The result is a growing amount of misconduct, but which is still seen as normal within the firm in question. Eventually, the problem spills out of the firm’s control and outside interventions occur with serious consequences for the firm, both financial and reputational.
Insurance does not have a good track record around contagious misconduct taking hold of market practices. Commissions and performance management have historically been big influences of this happening. And I see some aspects of the sector's digital transformation loading in 'not too distant' problems for insurers: for example, in some claims and counter fraud practices.
So how do you guard against contagious misconduct? Some legal scholars want more academic research into this, for some of the options seem to contradict traditional thinking. So for example, one line of thought says that the more serious the misconduct, the more harsh the punishment. Yet another line of thought says that less serious but more contagious misconduct needs to see the inciter clearly being punished. That’s because the overall influence and impact of the latter is usually much greater than the former.

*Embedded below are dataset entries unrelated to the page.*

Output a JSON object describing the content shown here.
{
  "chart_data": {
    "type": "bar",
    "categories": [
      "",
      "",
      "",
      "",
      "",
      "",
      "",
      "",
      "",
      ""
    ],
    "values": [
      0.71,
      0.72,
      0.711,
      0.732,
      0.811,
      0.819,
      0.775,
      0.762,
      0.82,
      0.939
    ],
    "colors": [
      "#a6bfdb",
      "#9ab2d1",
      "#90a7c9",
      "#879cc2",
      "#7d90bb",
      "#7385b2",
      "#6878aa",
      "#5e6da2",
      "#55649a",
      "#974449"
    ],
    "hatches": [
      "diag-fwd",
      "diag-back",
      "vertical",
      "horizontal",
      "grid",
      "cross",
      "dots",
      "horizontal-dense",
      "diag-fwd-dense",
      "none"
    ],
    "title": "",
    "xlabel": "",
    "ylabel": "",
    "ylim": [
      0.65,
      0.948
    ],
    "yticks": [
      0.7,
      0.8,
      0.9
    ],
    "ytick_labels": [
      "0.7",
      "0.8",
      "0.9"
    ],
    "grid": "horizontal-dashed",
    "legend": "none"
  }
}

So what can insurers do to address the danger of contagious misconduct? I think these four steps will help a firm to get started:
- work out where your firm’s main exposures to contagious misconduct lie and how wide the gross-net gap could be around current controls.
- bring in training to build knowledge about behavioural patterns like ‘ethical fading’, ‘conformity’ (more here), and rationalisations (excuses people use to justify a poor decision).
- the training then needs to equip people with the skills to recognise and tackle ethical dilemmas. Use simple case studies relevant to the people’s work that show clearly what is acceptable and what is not.
- work with human resource people to find the best way of dealing with ‘inciters’ of contagious misconduct.
I mentioned earlier the slippery slopes that contagious misconduct can set firm on. This happens when that ‘what is not acceptable’ boundary is pushed back too often and too widely. An attitude of almost ‘anything goes’ takes hold. Behavioural patterns embedded in the firm's ethical culture encourage people to turn a blind eye. More and more of the firm’s energy is devoted to sustaining this unreality and defending it against growing voices of concern. In the end, the house of cards collapses and employees, clients, investors and the market overall lose out.
This is why contagious misconduct needs to be taken seriously. It can collapse firms.